Water-soluble vitamins, which include vitamins C (also known as ascorbic acid), B1 (thiamine), B2 (riboflavin), B3 (niacin), B6, B12, and folic acid, cannot be stored and rapidly leave the body in urine if taken in greater quantities than the body can use. Foods that contain water-soluble vitamins need to be eaten daily to replenish the body's needs.
In addition to the roles noted in the vitamin and mineral chart accompanying this article, vitamins A (in the form of beta-carotene), C, and E function as antioxidants, which are vital in countering the potential harm of chemicals known as free radicals. If these chemicals remain unchecked they can make cells more vulnerable to cancer-causing substances. Free radicals can also transform chemicals in the body into cancer-causing agents. Environmental pollutants, such as cigarette smoke, are sources of free radicals.

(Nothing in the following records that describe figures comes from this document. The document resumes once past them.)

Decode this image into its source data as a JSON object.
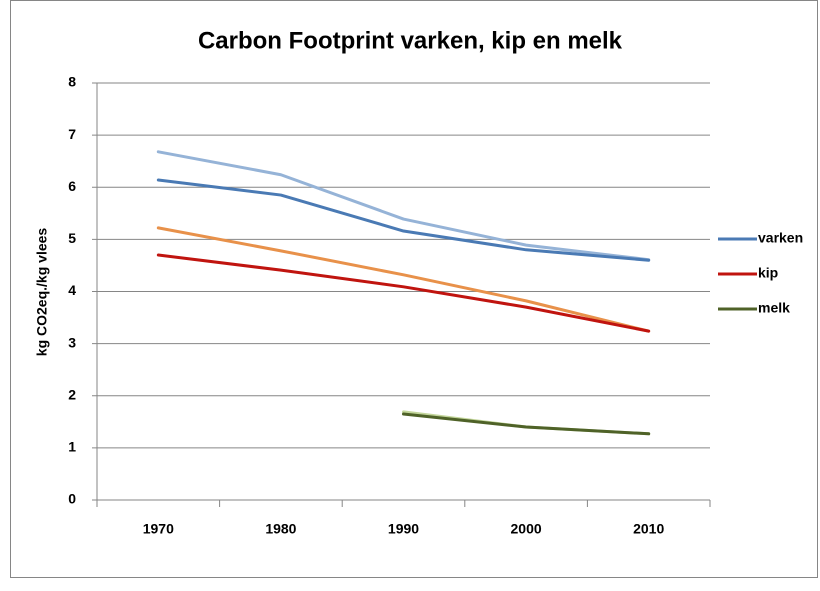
{
  "chart_data": {
    "type": "line",
    "title": "Carbon Footprint varken, kip en melk",
    "y_label": "kg CO2eq./kg vlees",
    "categories": [
      "1970",
      "1980",
      "1990",
      "2000",
      "2010"
    ],
    "series": [
      {
        "color": "#95b3d7",
        "values": [
          6.68,
          6.24,
          5.39,
          4.89,
          4.61
        ]
      },
      {
        "name": "varken",
        "color": "#4a7ab4",
        "values": [
          6.14,
          5.85,
          5.16,
          4.8,
          4.6
        ]
      },
      {
        "color": "#e8914a",
        "values": [
          5.22,
          4.78,
          4.32,
          3.82,
          3.24
        ]
      },
      {
        "name": "kip",
        "color": "#c0140f",
        "values": [
          4.7,
          4.41,
          4.09,
          3.7,
          3.24
        ]
      },
      {
        "color": "#c3d69b",
        "values": [
          null,
          null,
          1.69,
          1.4,
          1.27
        ]
      },
      {
        "name": "melk",
        "color": "#4f6228",
        "values": [
          null,
          null,
          1.65,
          1.4,
          1.27
        ]
      }
    ],
    "ylim": [
      0,
      8
    ],
    "yticks": [
      0,
      1,
      2,
      3,
      4,
      5,
      6,
      7,
      8
    ],
    "grid": true,
    "legend": "right"
  }
}
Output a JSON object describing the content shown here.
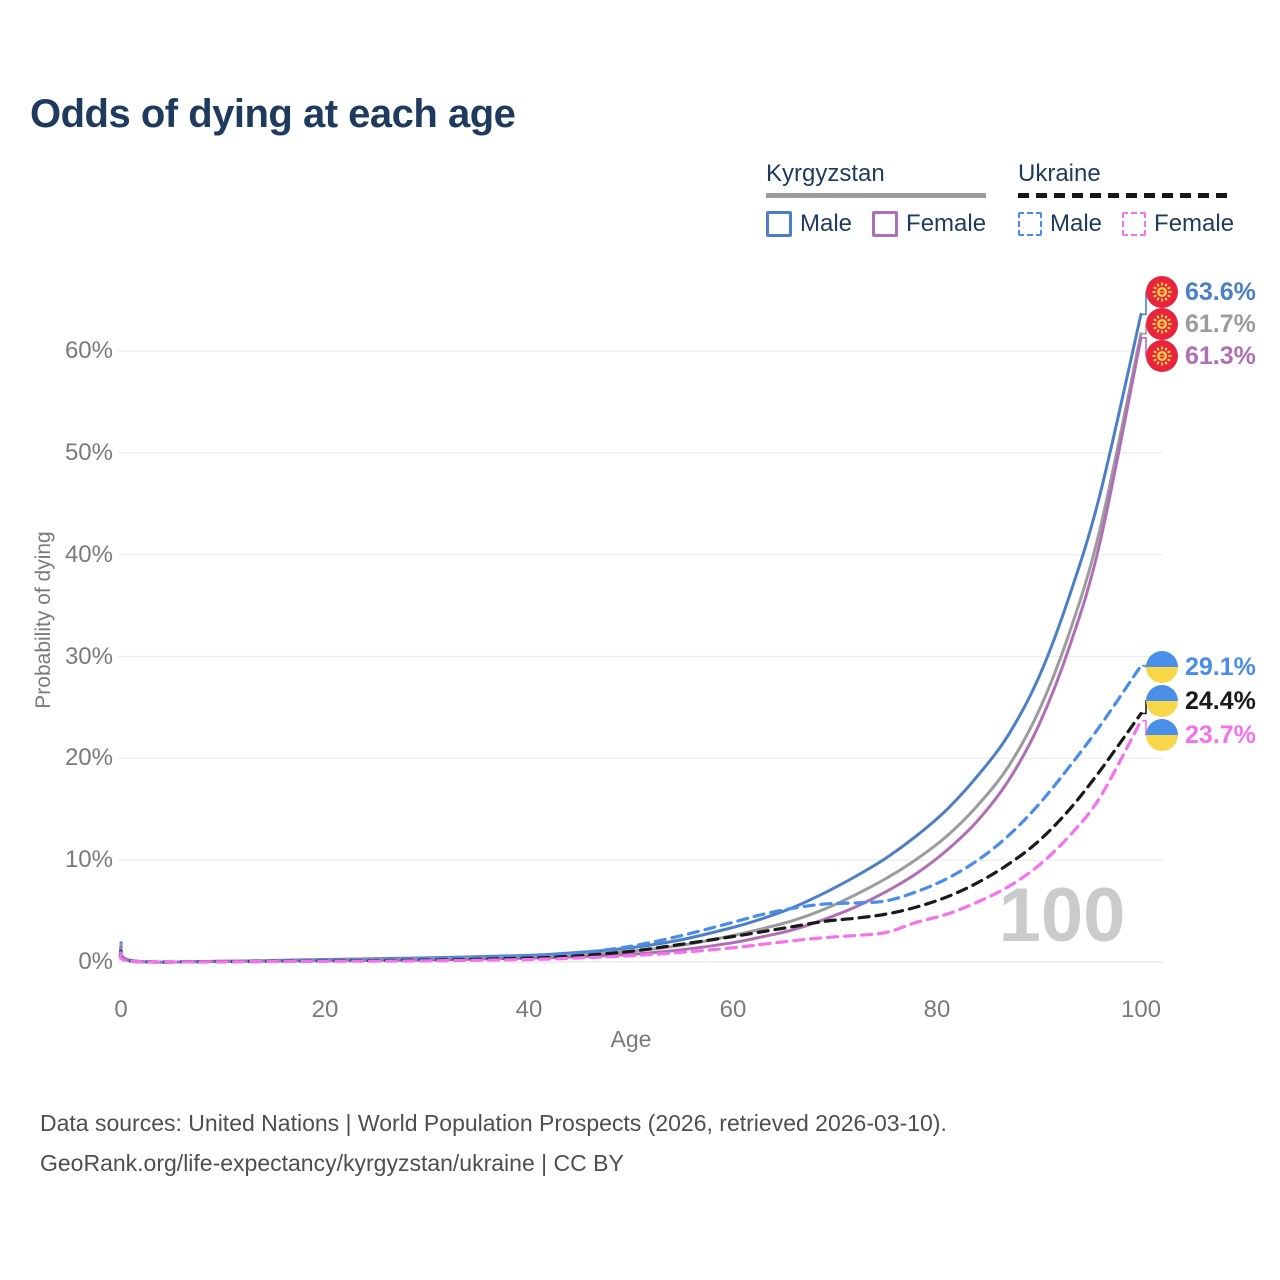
{
  "title": "Odds of dying at each age",
  "watermark": "100",
  "legend": {
    "kyrgyzstan": {
      "label": "Kyrgyzstan",
      "male": "Male",
      "female": "Female"
    },
    "ukraine": {
      "label": "Ukraine",
      "male": "Male",
      "female": "Female"
    }
  },
  "yaxis": {
    "label": "Probability of dying",
    "ticks": [
      "0%",
      "10%",
      "20%",
      "30%",
      "40%",
      "50%",
      "60%"
    ]
  },
  "xaxis": {
    "label": "Age",
    "ticks": [
      "0",
      "20",
      "40",
      "60",
      "80",
      "100"
    ]
  },
  "footer": {
    "line1": "Data sources: United Nations | World Population Prospects (2026, retrieved 2026-03-10).",
    "line2": "GeoRank.org/life-expectancy/kyrgyzstan/ukraine | CC BY"
  },
  "colors": {
    "title_text": "#1e3a5c",
    "axis_text": "#7a7a7a",
    "gridline": "#ececec",
    "kg_flag_red": "#e8253d",
    "kg_flag_yellow": "#ffd24a",
    "ua_flag_blue": "#4a90e8",
    "ua_flag_yellow": "#f7d648"
  },
  "chart_data": {
    "type": "line",
    "title": "Odds of dying at each age",
    "xlabel": "Age",
    "ylabel": "Probability of dying",
    "xlim": [
      0,
      100
    ],
    "ylim": [
      0,
      66
    ],
    "grid": "horizontal",
    "legend_position": "top-right",
    "x": [
      0,
      1,
      10,
      20,
      30,
      40,
      45,
      50,
      55,
      60,
      63,
      66,
      69,
      72,
      75,
      78,
      81,
      84,
      87,
      90,
      93,
      96,
      100
    ],
    "series": [
      {
        "name": "Kyrgyzstan male",
        "style": "solid",
        "color": "#4c7fc6",
        "flag": "kg",
        "end_label": "63.6%",
        "values": [
          1.9,
          0.15,
          0.08,
          0.25,
          0.4,
          0.65,
          0.95,
          1.4,
          2.2,
          3.4,
          4.3,
          5.4,
          6.8,
          8.4,
          10.2,
          12.4,
          15.0,
          18.3,
          22.3,
          28.0,
          36.0,
          46.0,
          63.6
        ]
      },
      {
        "name": "Kyrgyzstan total",
        "style": "solid",
        "color": "#9c9c9c",
        "flag": "kg",
        "end_label": "61.7%",
        "values": [
          1.7,
          0.13,
          0.07,
          0.18,
          0.3,
          0.5,
          0.72,
          1.05,
          1.65,
          2.6,
          3.3,
          4.1,
          5.2,
          6.6,
          8.2,
          10.1,
          12.4,
          15.4,
          19.2,
          24.7,
          32.4,
          42.6,
          61.7
        ]
      },
      {
        "name": "Kyrgyzstan female",
        "style": "solid",
        "color": "#b06fb4",
        "flag": "kg",
        "end_label": "61.3%",
        "values": [
          1.5,
          0.11,
          0.06,
          0.12,
          0.2,
          0.38,
          0.52,
          0.75,
          1.2,
          1.9,
          2.5,
          3.2,
          4.2,
          5.4,
          6.9,
          8.7,
          11.0,
          13.9,
          17.8,
          23.3,
          31.0,
          41.3,
          61.3
        ]
      },
      {
        "name": "Ukraine male",
        "style": "dashed",
        "color": "#4a8de8",
        "flag": "ua",
        "end_label": "29.1%",
        "values": [
          1.2,
          0.1,
          0.05,
          0.15,
          0.28,
          0.55,
          0.9,
          1.55,
          2.6,
          3.9,
          4.7,
          5.3,
          5.7,
          5.8,
          6.0,
          6.9,
          8.2,
          10.0,
          12.4,
          15.5,
          19.2,
          23.2,
          29.1
        ]
      },
      {
        "name": "Ukraine total",
        "style": "dashed",
        "color": "#1a1a1a",
        "flag": "ua",
        "end_label": "24.4%",
        "values": [
          1.0,
          0.09,
          0.04,
          0.1,
          0.18,
          0.38,
          0.62,
          1.05,
          1.75,
          2.5,
          3.0,
          3.5,
          4.0,
          4.3,
          4.7,
          5.4,
          6.4,
          7.8,
          9.6,
          11.9,
          15.0,
          18.8,
          24.4
        ]
      },
      {
        "name": "Ukraine female",
        "style": "dashed",
        "color": "#f672ec",
        "flag": "ua",
        "end_label": "23.7%",
        "values": [
          0.9,
          0.08,
          0.03,
          0.07,
          0.12,
          0.25,
          0.4,
          0.62,
          0.95,
          1.4,
          1.75,
          2.1,
          2.4,
          2.6,
          2.9,
          3.9,
          4.7,
          5.9,
          7.4,
          9.5,
          12.4,
          16.2,
          23.7
        ]
      }
    ]
  }
}
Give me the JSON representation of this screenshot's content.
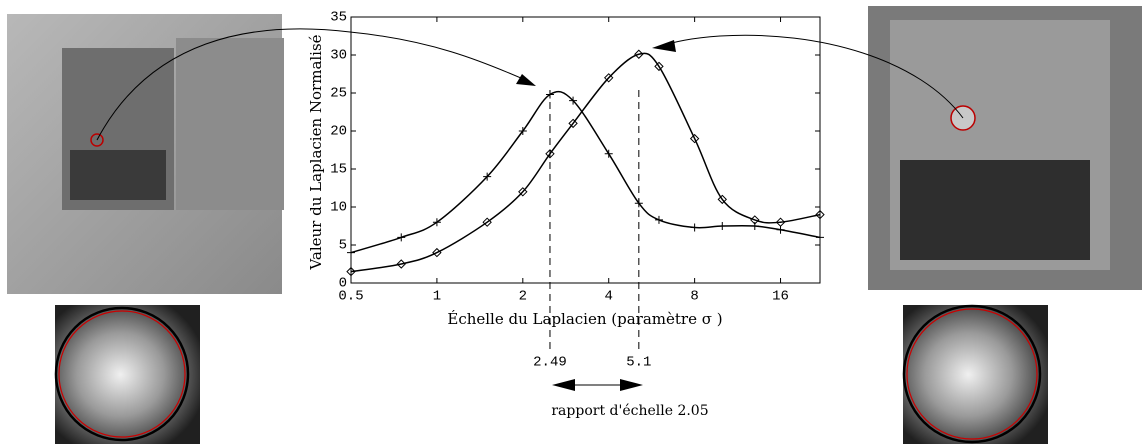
{
  "chart_data": {
    "type": "line",
    "x_label": "Échelle du Laplacien (paramètre σ )",
    "y_label": "Valeur du Laplacien Normalisé",
    "x_log": true,
    "xlim": [
      0.5,
      22
    ],
    "xticks": [
      0.5,
      1,
      2,
      4,
      8,
      16
    ],
    "ylim": [
      0,
      35
    ],
    "yticks": [
      0,
      5,
      10,
      15,
      20,
      25,
      30,
      35
    ],
    "x": [
      0.5,
      0.75,
      1,
      1.5,
      2,
      2.49,
      3,
      4,
      5.1,
      6,
      8,
      10,
      13,
      16,
      22
    ],
    "series": [
      {
        "color": "#000000",
        "marker": "plus",
        "values": [
          4,
          6,
          8,
          14,
          20,
          24.8,
          24,
          17,
          10.5,
          8.3,
          7.3,
          7.5,
          7.5,
          7,
          6
        ]
      },
      {
        "color": "#000000",
        "marker": "diamond",
        "values": [
          1.5,
          2.5,
          4,
          8,
          12,
          17,
          21,
          27,
          30.1,
          28.5,
          19,
          11,
          8.3,
          8,
          9
        ]
      }
    ],
    "peaks": [
      2.49,
      5.1
    ],
    "ratio_label": "rapport d'échelle 2.05"
  }
}
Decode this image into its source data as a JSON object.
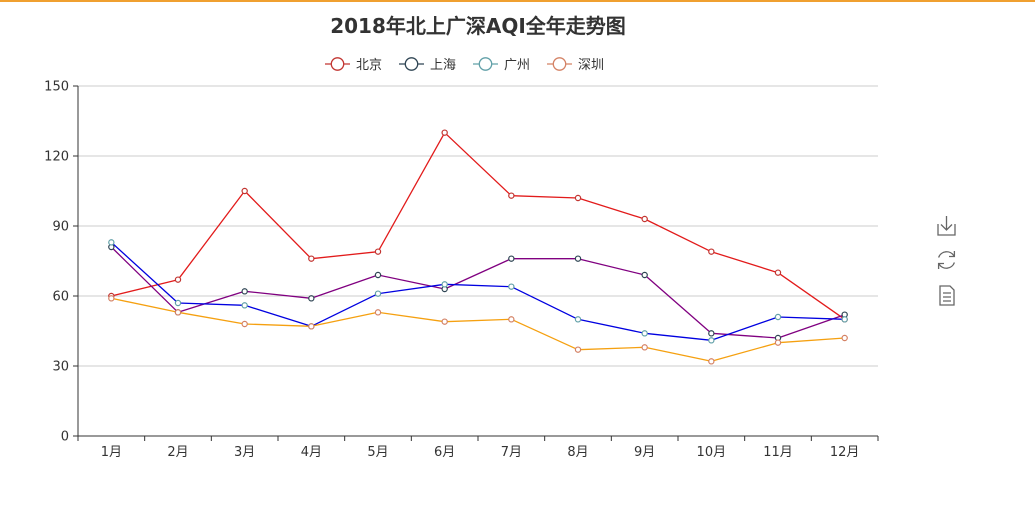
{
  "chart_data": {
    "type": "line",
    "title": "2018年北上广深AQI全年走势图",
    "categories": [
      "1月",
      "2月",
      "3月",
      "4月",
      "5月",
      "6月",
      "7月",
      "8月",
      "9月",
      "10月",
      "11月",
      "12月"
    ],
    "ylim": [
      0,
      150
    ],
    "yticks": [
      0,
      30,
      60,
      90,
      120,
      150
    ],
    "grid": true,
    "legend_position": "top-center",
    "series": [
      {
        "name": "北京",
        "color": "#e21b1b",
        "legend_color": "#c23531",
        "values": [
          60,
          67,
          105,
          76,
          79,
          130,
          103,
          102,
          93,
          79,
          70,
          50
        ]
      },
      {
        "name": "上海",
        "color": "#800080",
        "legend_color": "#2f4554",
        "values": [
          81,
          53,
          62,
          59,
          69,
          63,
          76,
          76,
          69,
          44,
          42,
          52
        ]
      },
      {
        "name": "广州",
        "color": "#0000e0",
        "legend_color": "#61a0a8",
        "values": [
          83,
          57,
          56,
          47,
          61,
          65,
          64,
          50,
          44,
          41,
          51,
          50
        ]
      },
      {
        "name": "深圳",
        "color": "#f5a010",
        "legend_color": "#d48265",
        "values": [
          59,
          53,
          48,
          47,
          53,
          49,
          50,
          37,
          38,
          32,
          40,
          42
        ]
      }
    ]
  },
  "toolbox": {
    "items": [
      "download-icon",
      "refresh-icon",
      "data-view-icon"
    ]
  }
}
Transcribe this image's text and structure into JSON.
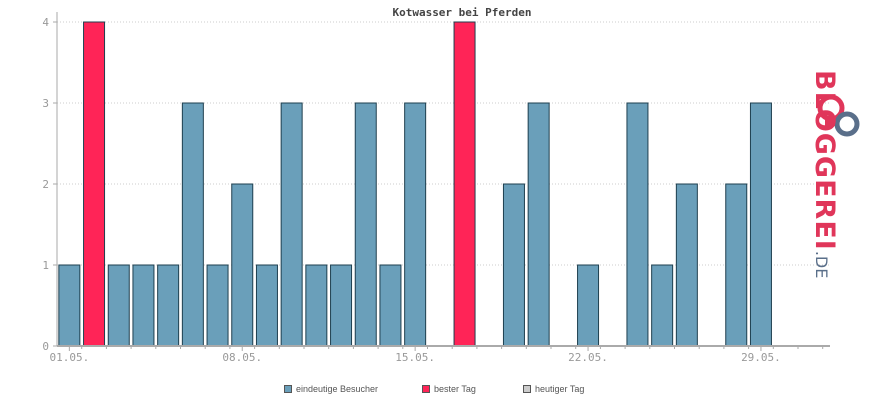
{
  "chart_data": {
    "type": "bar",
    "title": "Kotwasser bei Pferden",
    "ylim": [
      0,
      4
    ],
    "yticks": [
      0,
      1,
      2,
      3,
      4
    ],
    "xticks": [
      {
        "day": 1,
        "label": "01.05."
      },
      {
        "day": 8,
        "label": "08.05."
      },
      {
        "day": 15,
        "label": "15.05."
      },
      {
        "day": 22,
        "label": "22.05."
      },
      {
        "day": 29,
        "label": "29.05."
      }
    ],
    "days": [
      1,
      2,
      3,
      4,
      5,
      6,
      7,
      8,
      9,
      10,
      11,
      12,
      13,
      14,
      15,
      16,
      17,
      18,
      19,
      20,
      21,
      22,
      23,
      24,
      25,
      26,
      27,
      28,
      29,
      30,
      31
    ],
    "values": [
      1,
      4,
      1,
      1,
      1,
      3,
      1,
      2,
      1,
      3,
      1,
      1,
      3,
      1,
      3,
      0,
      4,
      0,
      2,
      3,
      0,
      1,
      0,
      3,
      1,
      2,
      0,
      2,
      3,
      0,
      0
    ],
    "best_days": [
      2,
      17
    ],
    "grid": "horizontal dotted",
    "legend_position": "bottom",
    "legend": [
      {
        "label": "eindeutige Besucher",
        "color": "#6a9fba"
      },
      {
        "label": "bester Tag",
        "color": "#ff2457"
      },
      {
        "label": "heutiger Tag",
        "color": "#cccccc"
      }
    ],
    "colors": {
      "normal": "#6a9fba",
      "best": "#ff2457",
      "bar_border": "#1e3f4f",
      "axis": "#aaaaaa",
      "grid": "#cccccc"
    }
  },
  "logo": {
    "name": "BLOGGEREI",
    "tld": ".DE"
  }
}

Minerals are minute amounts of metallic elements that are vital for the healthy growth of teeth and bones. They also help in such cellular activity as enzyme action, muscle contraction, nerve reaction, and blood clotting. Mineral nutrients are classified as major elements (calcium, chlorine, magnesium, phosphorus, potassium, sodium, and sulfur) and trace elements (chromium, copper, fluoride, iodine, iron, selenium, and zinc).
Vitamins and minerals not only help the body perform its various functions, but also prevent the onset of many disorders. For example, vitamin C is important in maintaining our bones and teeth; scurvy, a disorder that attacks the gums, skin, and muscles, occurs in its absence. Diets lacking vitamin B1, which supports neuromuscular function, can result in beriberi, a disease characterized by mental confusion, muscle weakness, and inflammation of the heart. Adequate intake of folic acid by pregnant women is critical to avoid nervous system defects in the developing fetus. The mineral calcium plays a critical role in building and maintaining strong bones; without it, children develop weak bones and adults experience the progressive loss of bone mass known as osteoporosis, which increases their risk of bone fractures.
Vitamins and minerals are found in a wide variety of foods, but some foods are better sources of specific vitamins and minerals than others. For example, oranges contain large amounts of vitamin C and folic acid but very little of the other vitamins. Milk contains large amounts of calcium but no vitamin C. Sweet potatoes are rich in vitamin A, but white potatoes contain almost none of this vitamin. Because of these differences in vitamin and mineral content, it is wise to eat a wide variety of foods.
It is really interesting that each and every time you have taken a giant step to discover the remedies of good health through informative articles like this one; however, the content becomes really meaningless without a pragmatic community that wants to reap the best out of their health. Good health is costly when you leave it to worst and many of our health institution are not equipped with the best health technology or human resource hence the need to avoid diseases before they strike. The vitamins and minerals discussed herein should now become part of your diet to maintain good health.